Here, in no particular order, is a list of such Senators, and the legislation they partnered on:

Senator Thad Cochran - introduced - Stroke Treatment and Ongoing Prevention Act (S. 999/HR 477)
Sen. Christopher S. Bond - introduced - Vision Care for Kids Act (HR 507/S. 1117)
Sen. Sam Brownback- introduced- Prenatally and Postnatally Diagnosed Conditions Awareness Act (S. 1810/HR 3112)
Sen Domenici, Pete V - introduced - Mentally Ill Offender Treatment and Crime Reduction Reauthorization and Improvement Act (S. 2304/HR 3992)
Sen Vitter, David - introduced - Enhancing the Effective Prosecution of Child Pornography (S. 2869/HR 4136)
Sen Lugar, Richard G. - introduced - Reconstruction and Stabilization Civilian Management Act (HR 1084/S. 613)
Sen Coleman, Norm - introduced - Torture Victims Relief Reauthorization Act (HR 1678/S. 840)
Sen Stevens, Ted - introduced - Ocean Exploration, Mapping & Research (HR 1834/HR 2400/S. 39)
Sen Snowe, Olympia J. - introduced - Integrated Coastal and Ocean Observation System Act (S. 950/HR 2342)
Sen Voinovich, George V. - introduced - Appalachian Regional Development Act Amendments of 2008 (S. 496)


Coburn blocked every one of those bills - and every one of them will be in Reid's package next week.

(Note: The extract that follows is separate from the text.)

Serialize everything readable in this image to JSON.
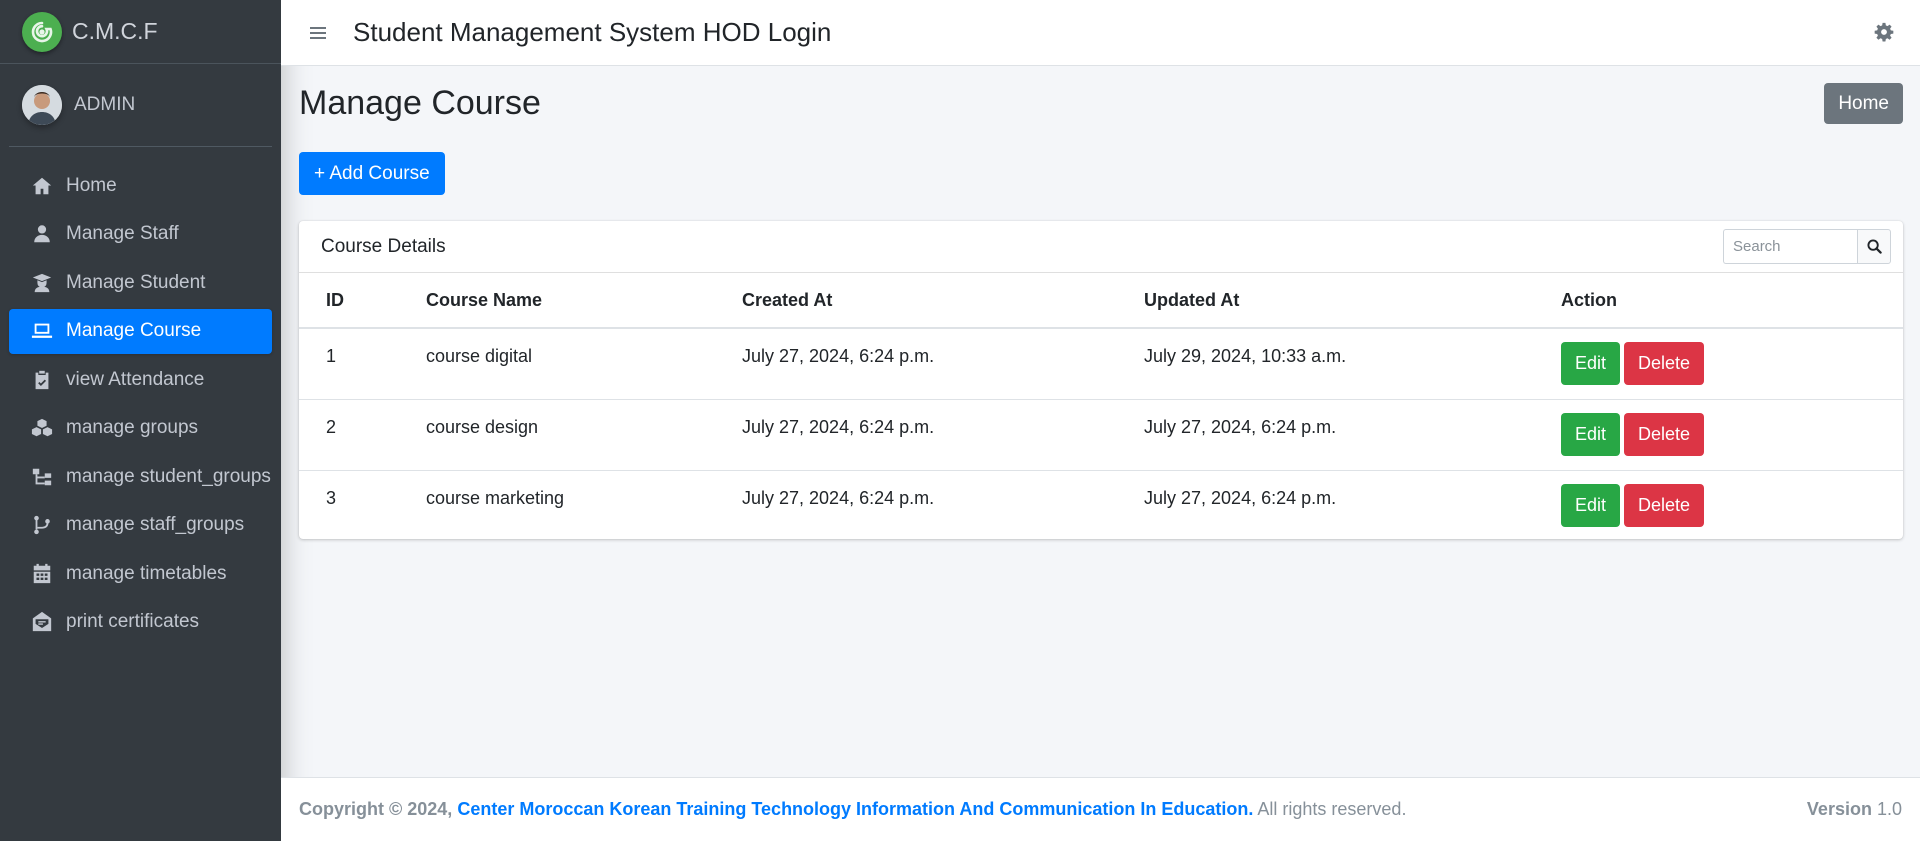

Republicans in the Senate played politics with their power as long as they could. But now they're very, very unpopular, and their party's brand is in the gutter. Putting politics over substance by standing with Coburn may have been possible for this bunch even a year ago.

But now?


I never put it past Republicans to hang together to the bitter end, but on this one it seems like they'll either see the light, or be ushered out the door. There's a reason, incidentally, that a bunch of them don't even want to be seen at their own party's convention. They'd rip the word "Republican" off the ballot if they could get away with it.